Wednesday, March 24, 2010

“‘I think of you as an angel with hairy hands and cruddy toenails.’” (Gilbert, 188)

Answering the question of what exactly is the highest purpose in my life is much like asking what the meaning of life is; it seems like a straightforward enough question but the answers aren’t always so easy to ascertain. My attempt at answering this question has many parts since I walk many paths every day and take upon many roles at each bend of those very paths.

One, I try to be a person of God. Though I question my faith nearly everyday I also find reassurance everywhere I go from the beauty in a spring day to the kind people I interact with everyday. To me God is everywhere; it is just up to us to notice him. This has always been my philosophy on faith and its one I share with Gilbert who writes, “There’s a reason they call God a presence—because God is right here, right now. In the present is the only place to find Him, and now is the only time.” (Gilbert, 132) There is a great truth in this quote that transcends all of the other meaningful passages we have read this semester; this is by far one of my favorite quotes I have ever read.

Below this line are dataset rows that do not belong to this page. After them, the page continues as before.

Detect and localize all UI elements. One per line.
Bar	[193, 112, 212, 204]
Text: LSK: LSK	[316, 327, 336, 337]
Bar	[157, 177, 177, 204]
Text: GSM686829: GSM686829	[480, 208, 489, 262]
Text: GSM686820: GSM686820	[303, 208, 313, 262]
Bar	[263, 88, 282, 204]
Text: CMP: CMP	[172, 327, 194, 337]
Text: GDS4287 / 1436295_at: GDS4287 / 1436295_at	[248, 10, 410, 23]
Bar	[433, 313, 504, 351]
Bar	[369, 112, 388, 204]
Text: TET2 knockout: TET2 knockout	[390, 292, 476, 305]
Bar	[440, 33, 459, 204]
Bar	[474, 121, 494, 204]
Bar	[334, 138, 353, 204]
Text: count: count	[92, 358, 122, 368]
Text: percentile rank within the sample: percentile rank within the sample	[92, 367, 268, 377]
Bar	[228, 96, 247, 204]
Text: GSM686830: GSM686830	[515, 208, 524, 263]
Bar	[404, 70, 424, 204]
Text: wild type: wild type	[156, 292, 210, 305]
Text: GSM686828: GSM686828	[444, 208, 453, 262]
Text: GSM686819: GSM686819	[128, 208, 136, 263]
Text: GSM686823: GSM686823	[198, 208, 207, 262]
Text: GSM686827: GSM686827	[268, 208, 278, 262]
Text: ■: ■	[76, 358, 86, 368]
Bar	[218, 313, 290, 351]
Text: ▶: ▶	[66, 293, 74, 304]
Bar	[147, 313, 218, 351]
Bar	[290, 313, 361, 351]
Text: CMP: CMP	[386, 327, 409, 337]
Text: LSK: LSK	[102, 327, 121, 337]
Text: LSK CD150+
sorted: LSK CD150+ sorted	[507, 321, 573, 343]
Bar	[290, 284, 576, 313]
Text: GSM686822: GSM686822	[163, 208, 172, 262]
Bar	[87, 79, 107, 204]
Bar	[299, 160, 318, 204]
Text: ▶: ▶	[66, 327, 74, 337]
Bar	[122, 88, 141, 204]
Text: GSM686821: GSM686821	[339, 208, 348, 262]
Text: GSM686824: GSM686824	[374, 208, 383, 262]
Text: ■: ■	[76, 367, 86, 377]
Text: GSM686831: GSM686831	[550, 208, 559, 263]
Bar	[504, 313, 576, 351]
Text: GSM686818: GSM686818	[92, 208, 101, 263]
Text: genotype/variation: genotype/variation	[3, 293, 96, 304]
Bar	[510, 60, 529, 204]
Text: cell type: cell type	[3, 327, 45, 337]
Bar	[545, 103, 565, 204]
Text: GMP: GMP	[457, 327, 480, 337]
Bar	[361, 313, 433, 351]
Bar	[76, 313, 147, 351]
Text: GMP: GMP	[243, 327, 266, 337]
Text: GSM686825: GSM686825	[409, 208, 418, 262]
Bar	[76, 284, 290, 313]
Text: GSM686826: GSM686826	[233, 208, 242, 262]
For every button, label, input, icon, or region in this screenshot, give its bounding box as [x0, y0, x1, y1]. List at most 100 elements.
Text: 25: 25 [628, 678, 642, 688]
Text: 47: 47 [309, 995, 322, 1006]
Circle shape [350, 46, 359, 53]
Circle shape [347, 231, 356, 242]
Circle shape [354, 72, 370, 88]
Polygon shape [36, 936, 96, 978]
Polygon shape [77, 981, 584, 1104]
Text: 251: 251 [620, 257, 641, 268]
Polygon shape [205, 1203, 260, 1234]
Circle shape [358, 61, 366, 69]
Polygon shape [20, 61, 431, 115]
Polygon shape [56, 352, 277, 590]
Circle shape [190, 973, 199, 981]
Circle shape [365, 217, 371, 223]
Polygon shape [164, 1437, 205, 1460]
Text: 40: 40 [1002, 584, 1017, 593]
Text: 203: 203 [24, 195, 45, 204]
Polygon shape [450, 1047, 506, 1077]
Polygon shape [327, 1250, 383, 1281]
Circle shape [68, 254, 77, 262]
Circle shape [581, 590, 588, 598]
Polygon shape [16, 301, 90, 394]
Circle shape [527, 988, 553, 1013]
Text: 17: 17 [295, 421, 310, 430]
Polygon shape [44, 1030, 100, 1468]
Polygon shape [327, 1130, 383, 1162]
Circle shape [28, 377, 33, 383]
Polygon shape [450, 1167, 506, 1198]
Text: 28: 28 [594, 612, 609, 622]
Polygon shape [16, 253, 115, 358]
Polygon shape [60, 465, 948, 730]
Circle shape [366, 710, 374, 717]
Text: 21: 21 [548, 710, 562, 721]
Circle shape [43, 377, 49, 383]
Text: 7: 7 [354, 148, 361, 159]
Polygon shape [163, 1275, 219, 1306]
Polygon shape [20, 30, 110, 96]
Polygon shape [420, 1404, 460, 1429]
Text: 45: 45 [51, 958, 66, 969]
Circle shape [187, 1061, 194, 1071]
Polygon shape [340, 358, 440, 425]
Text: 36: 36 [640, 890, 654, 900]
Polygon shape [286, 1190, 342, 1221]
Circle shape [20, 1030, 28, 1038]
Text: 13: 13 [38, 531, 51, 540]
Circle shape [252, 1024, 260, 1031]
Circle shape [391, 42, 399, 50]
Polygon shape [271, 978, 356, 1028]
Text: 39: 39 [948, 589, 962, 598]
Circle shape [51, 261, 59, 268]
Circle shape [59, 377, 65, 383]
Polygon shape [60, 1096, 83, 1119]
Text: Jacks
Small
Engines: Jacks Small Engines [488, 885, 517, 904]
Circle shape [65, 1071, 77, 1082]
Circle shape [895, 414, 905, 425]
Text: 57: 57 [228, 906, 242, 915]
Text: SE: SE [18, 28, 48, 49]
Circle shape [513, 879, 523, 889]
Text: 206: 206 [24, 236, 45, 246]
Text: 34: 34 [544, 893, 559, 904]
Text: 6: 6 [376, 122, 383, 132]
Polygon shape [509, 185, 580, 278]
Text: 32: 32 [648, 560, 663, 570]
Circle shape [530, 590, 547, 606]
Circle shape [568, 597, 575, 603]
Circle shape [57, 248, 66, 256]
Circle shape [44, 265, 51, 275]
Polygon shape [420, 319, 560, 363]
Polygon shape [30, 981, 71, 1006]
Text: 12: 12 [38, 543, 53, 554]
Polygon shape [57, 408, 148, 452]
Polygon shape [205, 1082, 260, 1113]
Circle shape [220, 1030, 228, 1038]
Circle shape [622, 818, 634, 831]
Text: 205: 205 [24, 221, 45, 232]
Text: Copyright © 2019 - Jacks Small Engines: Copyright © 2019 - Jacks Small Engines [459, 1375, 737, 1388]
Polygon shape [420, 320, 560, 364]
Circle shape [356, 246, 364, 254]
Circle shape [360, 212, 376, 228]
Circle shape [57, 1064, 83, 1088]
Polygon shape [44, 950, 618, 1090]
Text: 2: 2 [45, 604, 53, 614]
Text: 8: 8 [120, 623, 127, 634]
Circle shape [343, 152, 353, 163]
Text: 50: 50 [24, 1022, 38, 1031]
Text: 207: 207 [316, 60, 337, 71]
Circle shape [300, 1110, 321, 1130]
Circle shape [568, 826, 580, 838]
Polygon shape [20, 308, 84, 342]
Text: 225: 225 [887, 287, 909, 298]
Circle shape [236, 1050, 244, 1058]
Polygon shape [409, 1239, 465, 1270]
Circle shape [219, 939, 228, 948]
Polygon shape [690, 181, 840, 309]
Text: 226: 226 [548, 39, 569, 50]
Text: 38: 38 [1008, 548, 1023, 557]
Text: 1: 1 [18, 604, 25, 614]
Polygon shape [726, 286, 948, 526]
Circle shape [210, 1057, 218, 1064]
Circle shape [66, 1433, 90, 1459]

Vocationally, I have decided that for the foreseeable future I would like to be an English teacher. Not only do I hope to inspire my students in the classroom, but I also hope that I teach them more than just grammar or literary history. I would like to teach them to question: the world, morality, religion, race, politics, me, as well as their own views.

I know that when I tell people what I do for a living I will say that I am a teacher, but I also never want to stop being a student. Whether it’s learning from my students, my peers, strangers that I meet, or even a good book; there are bountiful sources of education at my fingertips. I believe that there are always new lessons to be learned, even when I am eighty years old I hope that I still keep the mentality of a student.

Gilbert clearly recognizes that she is still learning with each day. One of my favorite characters in the whole book is “Richard from Texas”. His quirky, everyday wisdom gives her what she needs, someone to open her heart the way he did to the whole world. One of the funniest parts of the book was when Richard described praying to God for an open heart only to have open-heart surgery soon after. It’s an ironic moment he chooses to learn, laugh, and grow from. If anyone has a healthy attitude towards life, it is Richard. And subsequently by knowing him, I think Elizabeth learns to also adopt a similar attitude as both her heart and her mind are open to true love by the end of her journey.